Leiden University Medical Center, Leiden, The Netherlands.
Clin Infect Dis. 2012 Aug;55 Suppl 2(Suppl 2):S149-53. doi: 10.1093/cid/cis340.
Nonsevere Clostridium difficile infection (CDI) and severe CDI, which carries a higher risk than nonsevere CDI for treatment failure and CDI recurrence, are difficult to distinguish at the time of diagnosis. To investigate the prognostic value of 3 markers of severe CDI suggested by recent guidelines (fever, leukocytosis, and renal failure), we used the database of 2 randomized controlled trials, which contained information for 1105 patients with CDI. Leukocytosis (risk ratio [RR], 2.29; 95% confidence interval [CI], 1.63-3.21) and renal failure (RR, 2.52; 95% CI, 1.82-3.50) were associated with treatment failure. Fever, although associated with treatment failure (RR, 2.45; 95% CI, 1.07-5.61), was rare. Renal failure was the only significant predictor of recurrence (RR, 1.45; 95% CI, 1.05-2.02). Different timing of measurements of leukocyte count and serum creatinine level around the CDI diagnosis led to a different severity classification in many cases. In conclusion, both leukocytosis and renal failure are useful predictors, although timing of measurement is important.
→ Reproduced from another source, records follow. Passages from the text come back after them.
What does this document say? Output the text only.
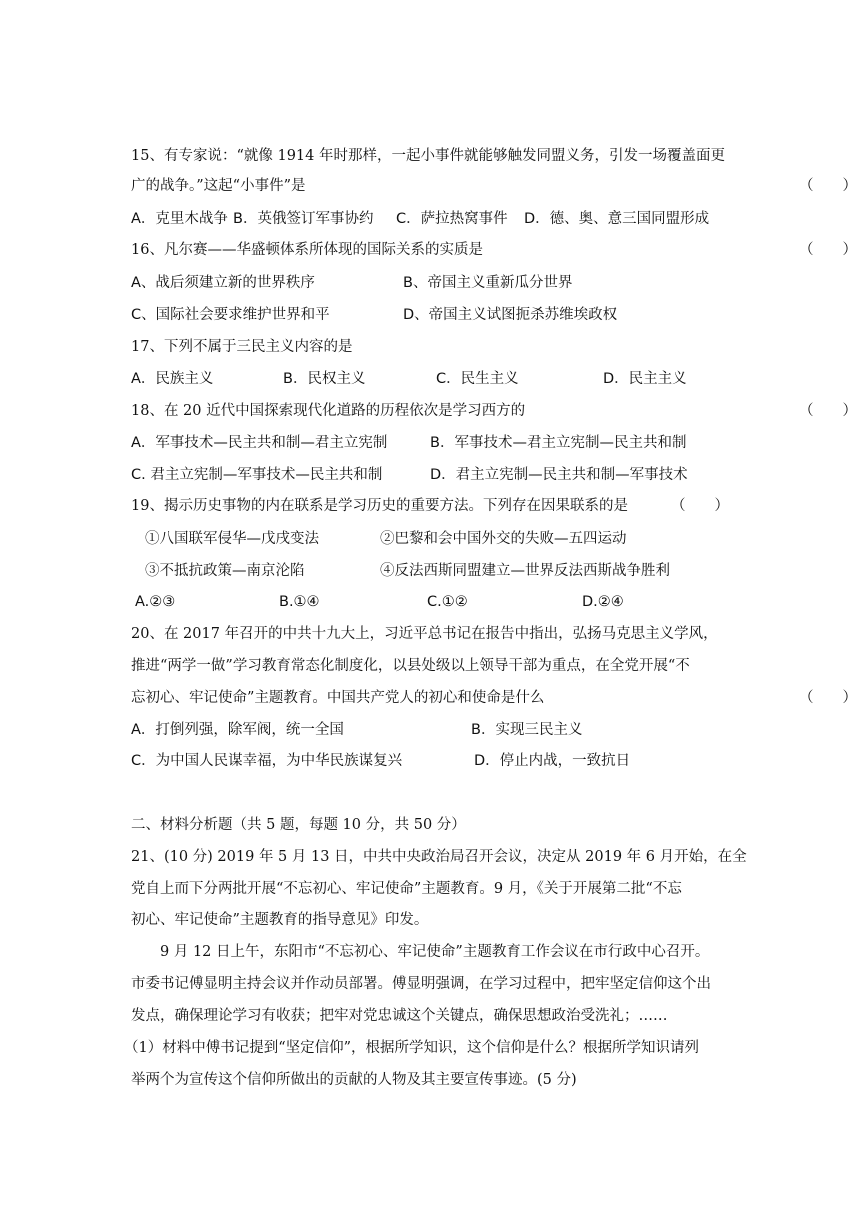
15、有专家说：“就像 1914 年时那样，一起小事件就能够触发同盟义务，引发一场覆盖面更
广的战争。”这起“小事件”是	（　　）
A．克里木战争 B．英俄签订军事协约 C．萨拉热窝事件 D．德、奥、意三国同盟形成
16、凡尔赛——华盛顿体系所体现的国际关系的实质是	（　　）
A、战后须建立新的世界秩序	B、帝国主义重新瓜分世界
C、国际社会要求维护世界和平	D、帝国主义试图扼杀苏维埃政权
17、下列不属于三民主义内容的是
A．民族主义	B．民权主义	C．民生主义	D．民主主义
18、在 20 近代中国探索现代化道路的历程依次是学习西方的	（　　）
A．军事技术—民主共和制—君主立宪制	B．军事技术—君主立宪制—民主共和制
C. 君主立宪制—军事技术—民主共和制	D．君主立宪制—民主共和制—军事技术
19、揭示历史事物的内在联系是学习历史的重要方法。下列存在因果联系的是	（　　）
①八国联军侵华—戊戌变法	②巴黎和会中国外交的失败—五四运动
③不抵抗政策—南京沦陷	④反法西斯同盟建立—世界反法西斯战争胜利
A.②③	B.①④	C.①②	D.②④
20、在 2017 年召开的中共十九大上，习近平总书记在报告中指出，弘扬马克思主义学风，
推进“两学一做”学习教育常态化制度化，以县处级以上领导干部为重点，在全党开展“不
忘初心、牢记使命”主题教育。中国共产党人的初心和使命是什么	（　　）
A．打倒列强，除军阀，统一全国	B．实现三民主义
C．为中国人民谋幸福，为中华民族谋复兴	D．停止内战，一致抗日
二、材料分析题（共 5 题，每题 10 分，共 50 分）
21、(10 分) 2019 年 5 月 13 日，中共中央政治局召开会议，决定从 2019 年 6 月开始，在全
党自上而下分两批开展“不忘初心、牢记使命”主题教育。9 月，《关于开展第二批“不忘
初心、牢记使命”主题教育的指导意见》印发。
9 月 12 日上午，东阳市“不忘初心、牢记使命”主题教育工作会议在市行政中心召开。
市委书记傅显明主持会议并作动员部署。傅显明强调，在学习过程中，把牢坚定信仰这个出
发点，确保理论学习有收获；把牢对党忠诚这个关键点，确保思想政治受洗礼；……
（1）材料中傅书记提到“坚定信仰”，根据所学知识，这个信仰是什么？根据所学知识请列
举两个为宣传这个信仰所做出的贡献的人物及其主要宣传事迹。(5 分)
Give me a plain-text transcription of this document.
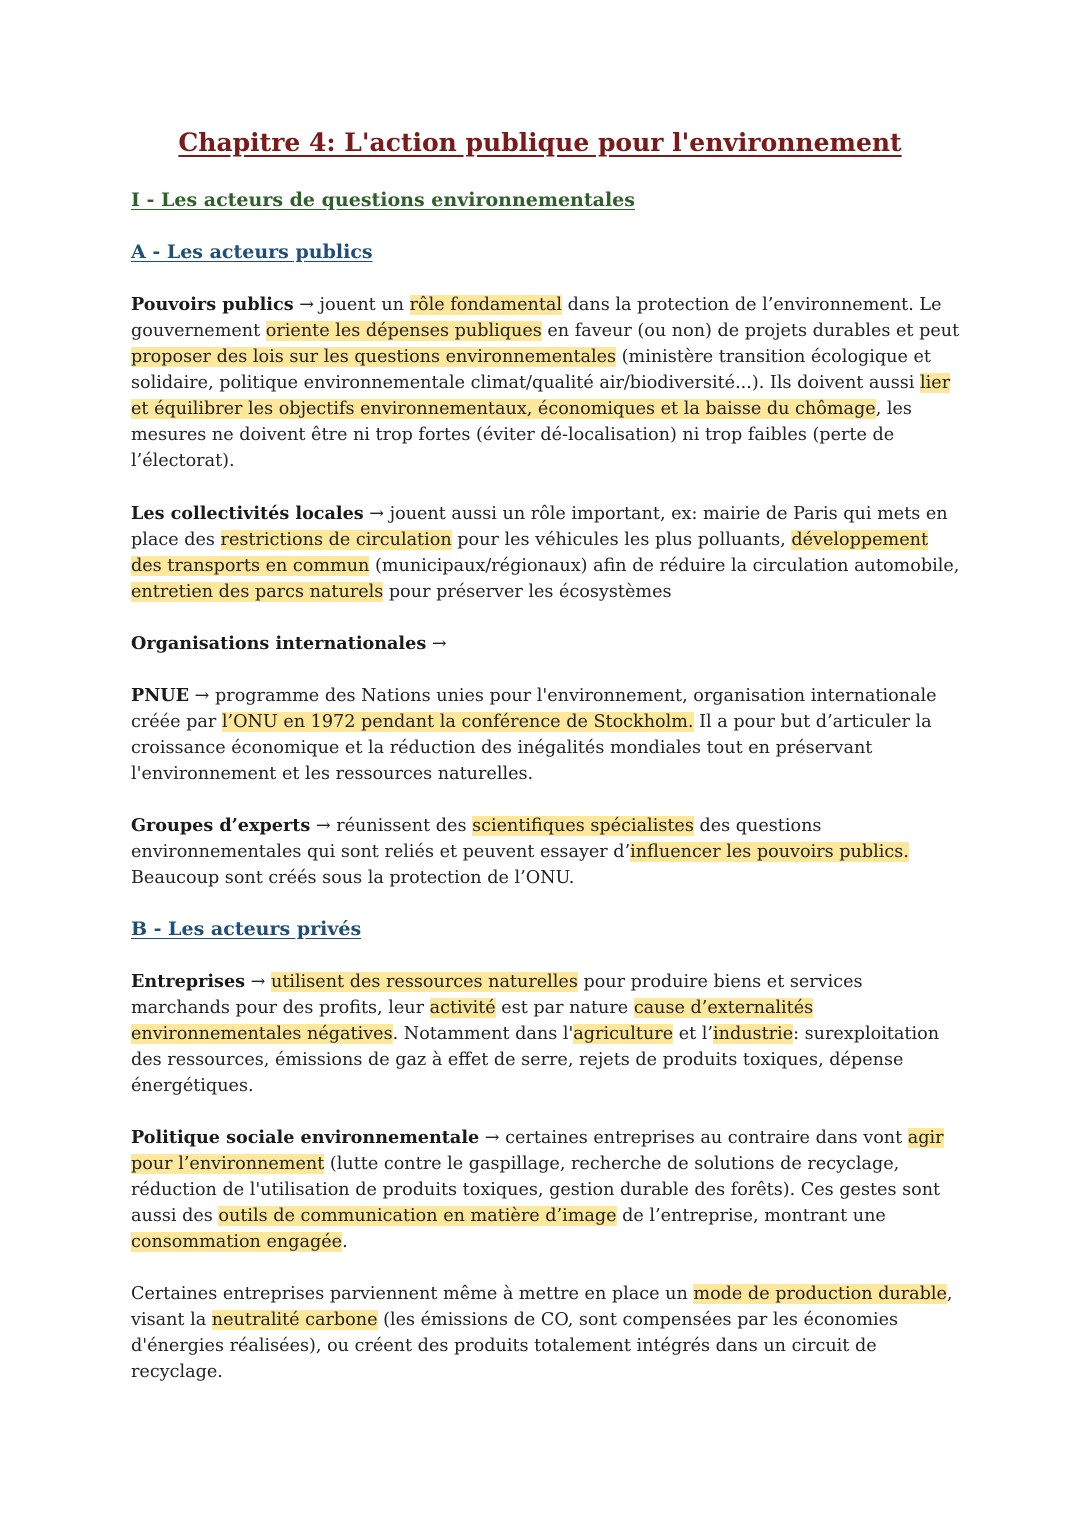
Chapitre 4: L'action publique pour l'environnement
I - Les acteurs de questions environnementales
A - Les acteurs publics

Pouvoirs publics → jouent un rôle fondamental dans la protection de l’environnement. Le gouvernement oriente les dépenses publiques en faveur (ou non) de projets durables et peut proposer des lois sur les questions environnementales (ministère transition écologique et solidaire, politique environnementale climat/qualité air/biodiversité...). Ils doivent aussi lier et équilibrer les objectifs environnementaux, économiques et la baisse du chômage, les mesures ne doivent être ni trop fortes (éviter dé-localisation) ni trop faibles (perte de l’électorat).

Les collectivités locales → jouent aussi un rôle important, ex: mairie de Paris qui mets en place des restrictions de circulation pour les véhicules les plus polluants, développement des transports en commun (municipaux/régionaux) afin de réduire la circulation automobile, entretien des parcs naturels pour préserver les écosystèmes

Organisations internationales →

PNUE → programme des Nations unies pour l'environnement, organisation internationale créée par l’ONU en 1972 pendant la conférence de Stockholm. Il a pour but d’articuler la croissance économique et la réduction des inégalités mondiales tout en préservant l'environnement et les ressources naturelles.

Groupes d’experts → réunissent des scientifiques spécialistes des questions environnementales qui sont reliés et peuvent essayer d’influencer les pouvoirs publics. Beaucoup sont créés sous la protection de l’ONU.

B - Les acteurs privés

Entreprises → utilisent des ressources naturelles pour produire biens et services marchands pour des profits, leur activité est par nature cause d’externalités environnementales négatives. Notamment dans l'agriculture et l’industrie: surexploitation des ressources, émissions de gaz à effet de serre, rejets de produits toxiques, dépense énergétiques.

Politique sociale environnementale → certaines entreprises au contraire dans vont agir pour l’environnement (lutte contre le gaspillage, recherche de solutions de recyclage, réduction de l'utilisation de produits toxiques, gestion durable des forêts). Ces gestes sont aussi des outils de communication en matière d’image de l’entreprise, montrant une consommation engagée.

Certaines entreprises parviennent même à mettre en place un mode de production durable, visant la neutralité carbone (les émissions de CO, sont compensées par les économies d'énergies réalisées), ou créent des produits totalement intégrés dans un circuit de recyclage.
非严重艰难梭菌感染(CDI)和严重 CDI 难以在诊断时区分,后者治疗失败和 CDI 复发的风险高于前者。为了研究最近指南建议的 3 种严重 CDI 标志物(发热、白细胞增多和肾功能衰竭)的预后价值,我们使用了包含 1105 例 CDI 患者信息的 2 项随机对照试验数据库。白细胞增多(风险比 [RR],2.29;95%置信区间 [CI],1.63-3.21)和肾功能衰竭(RR,2.52;95% CI,1.82-3.50)与治疗失败相关。发热虽然与治疗失败相关(RR,2.45;95% CI,1.07-5.61),但很罕见。肾功能衰竭是唯一显著预测复发的因素(RR,1.45;95% CI,1.05-2.02)。白细胞计数和血清肌酐水平在 CDI 诊断周围的测量时间不同,导致许多情况下严重程度分类不同。总之,白细胞增多和肾功能衰竭都是有用的预测指标,尽管测量时间很重要。